La présidente de la Commission européenne Ursula von der Leyen a salué mercredi ce compromis, espérant qu'il permette de clore rapidement un chapitre tumultueux des relations transatlantiques. « Cela signifie que nous tiendrons bientôt notre part de l'engagement pris », avec les États-Unis, a-t-elle écrit sur X, appelant à « finaliser le processus » dès que possible. « Ensemble, nous pouvons garantir un commerce transatlantique stable, prévisible, équilibré et mutuellement bénéfique », a-t-elle ajouté.
Les modalités du compromis
Les représentants des eurodéputés et des 27 États membres avaient démarré dans la soirée ces nouvelles discussions à huis clos, dans une salle du Parlement européen à Strasbourg, après une tentative infructueuse début mai.

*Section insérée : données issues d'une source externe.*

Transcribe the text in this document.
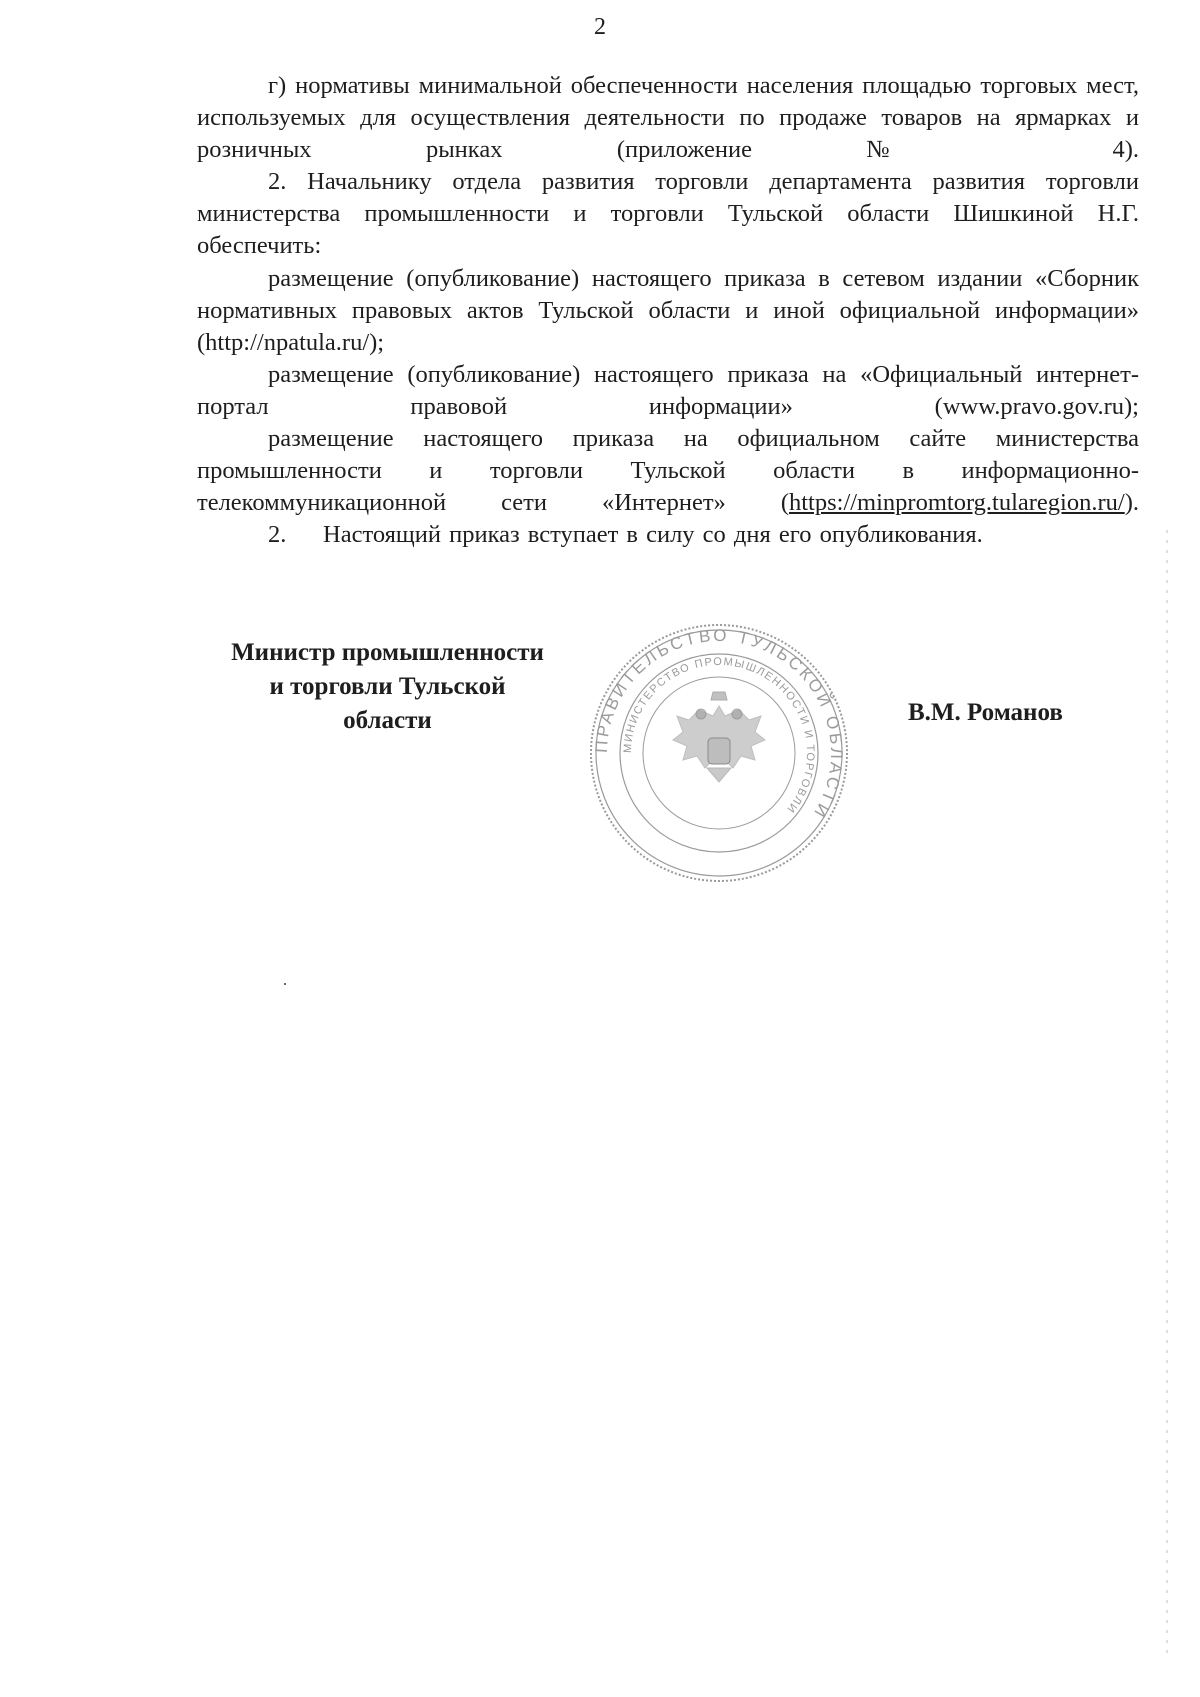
2

г) нормативы минимальной обеспеченности населения площадью торговых мест, используемых для осуществления деятельности по продаже товаров на ярмарках и розничных рынках (приложение № 4).

2. Начальнику отдела развития торговли департамента развития торговли министерства промышленности и торговли Тульской области Шишкиной Н.Г. обеспечить:

размещение (опубликование) настоящего приказа в сетевом издании «Сборник нормативных правовых актов Тульской области и иной официальной информации» (http://npatula.ru/);

размещение (опубликование) настоящего приказа на «Официальный интернет-портал правовой информации» (www.pravo.gov.ru);

размещение настоящего приказа на официальном сайте министерства промышленности и торговли Тульской области в информационно-телекоммуникационной сети «Интернет» (https://minpromtorg.tularegion.ru/).

2. Настоящий приказ вступает в силу со дня его опубликования.

Министр промышленности
и торговли Тульской
области	В.М. Романов
ПРАВИТЕЛЬСТВО ТУЛЬСКОЙ ОБЛАСТИ
МИНИСТЕРСТВО ПРОМЫШЛЕННОСТИ И ТОРГОВЛИ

Le président américain a donné à l'UE jusqu'au 4 juillet, jour qui marquera les 250 ans de l'indépendance américaine, pour ratifier l'accord négocié l'été dernier à Turnberry, en Écosse. Faisant valoir que les engagements américains ont été, pour leur part, rapidement mis en œuvre, il a menacé l'UE de porter de 15 % à 25 % les droits de douane sur les voitures et camions européens.

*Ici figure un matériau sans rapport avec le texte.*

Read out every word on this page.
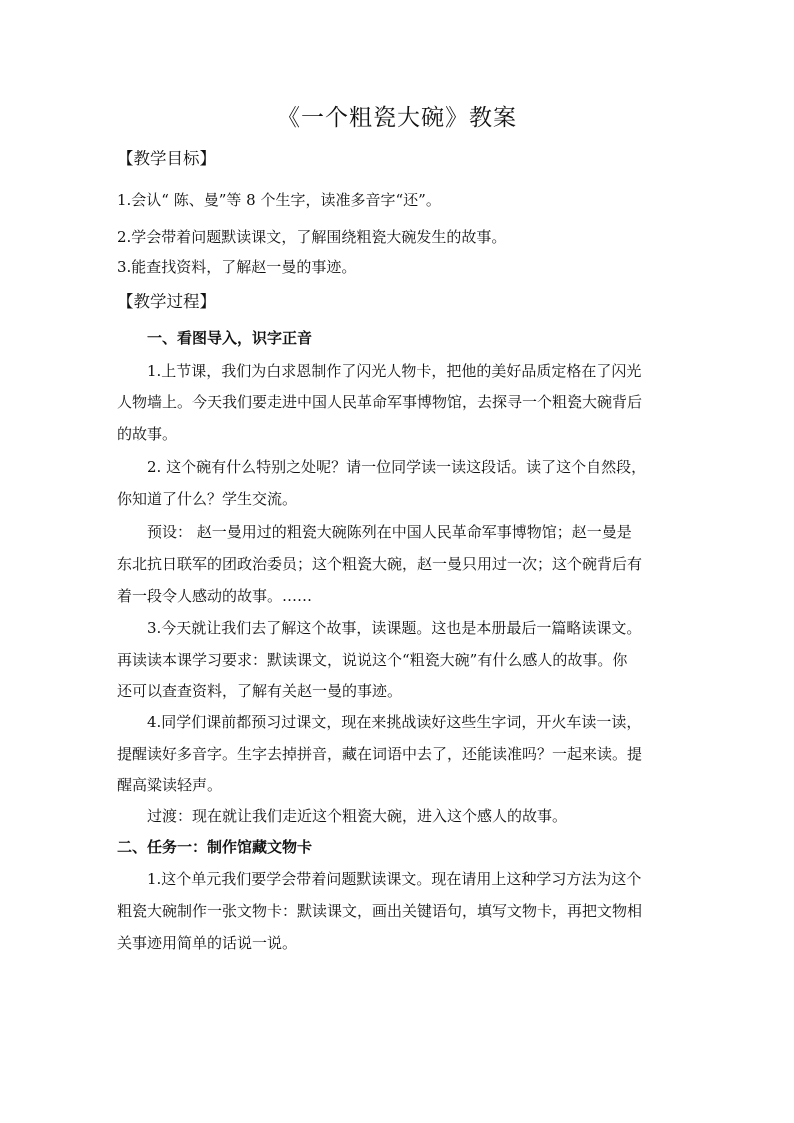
《一个粗瓷大碗》教案
【教学目标】
1.会认“ 陈、曼”等 8 个生字，读准多音字“还”。
2.学会带着问题默读课文，了解围绕粗瓷大碗发生的故事。
3.能查找资料，了解赵一曼的事迹。
【教学过程】
一、看图导入，识字正音
1.上节课，我们为白求恩制作了闪光人物卡，把他的美好品质定格在了闪光
人物墙上。今天我们要走进中国人民革命军事博物馆，去探寻一个粗瓷大碗背后
的故事。
2. 这个碗有什么特别之处呢？请一位同学读一读这段话。读了这个自然段，
你知道了什么？学生交流。
预设： 赵一曼用过的粗瓷大碗陈列在中国人民革命军事博物馆；赵一曼是
东北抗日联军的团政治委员；这个粗瓷大碗，赵一曼只用过一次；这个碗背后有
着一段令人感动的故事。……
3.今天就让我们去了解这个故事，读课题。这也是本册最后一篇略读课文。
再读读本课学习要求：默读课文，说说这个“粗瓷大碗”有什么感人的故事。你
还可以查查资料，了解有关赵一曼的事迹。
4.同学们课前都预习过课文，现在来挑战读好这些生字词，开火车读一读，
提醒读好多音字。生字去掉拼音，藏在词语中去了，还能读准吗？一起来读。提
醒高粱读轻声。
过渡：现在就让我们走近这个粗瓷大碗，进入这个感人的故事。
二、任务一：制作馆藏文物卡
1.这个单元我们要学会带着问题默读课文。现在请用上这种学习方法为这个
粗瓷大碗制作一张文物卡：默读课文，画出关键语句，填写文物卡，再把文物相
关事迹用简单的话说一说。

« Aujourd'hui, l'Union européenne tient ses engagements », a claironné dans un communiqué Michael Damianos, ministre chypriote de l'Énergie, du Commerce et de l'Industrie. « Le maintien d'un partenariat transatlantique stable, prévisible et équilibré est dans l'intérêt des deux parties », a-t-il ajouté. Dans son pacte avec Washington, l'UE s'est engagée à supprimer les droits de douane appliqués sur la plupart des importations en provenance des États-Unis, en échange d'un plafonnement à 15 % des droits de douane imposés par Donald Trump sur les produits européens.
L'un des points de blocage concernait une clause de suspension renforcée, qui prévoyait la suppression des conditions douanières favorables accordées aux exportateurs américains si les États-Unis venaient à enfreindre les termes de l'accord. Les eurodéputés ont accepté de revoir ces exigences à la baisse. Selon un communiqué du Parlement européen, le texte final donne notamment aux États-Unis jusqu'à la fin de l'année pour supprimer les surtaxes supérieures à 15 % sur les composants en acier, au lieu d'en faire une condition préalable.
Tensions diplomatiques
Un autre point de discorde concernait les clauses dites « sunrise » (« lever de soleil ») et « sunset » (« coucher de soleil »), en vertu desquelles la partie européenne de l'accord entrerait en vigueur dès que les États-Unis auraient pleinement respecté leurs engagements, et expirerait à moins d'être renouvelée en 2028. La clause « sunrise » a été purement et simplement supprimée, tandis que la clause « sunset » a été repoussée à la fin de 2029.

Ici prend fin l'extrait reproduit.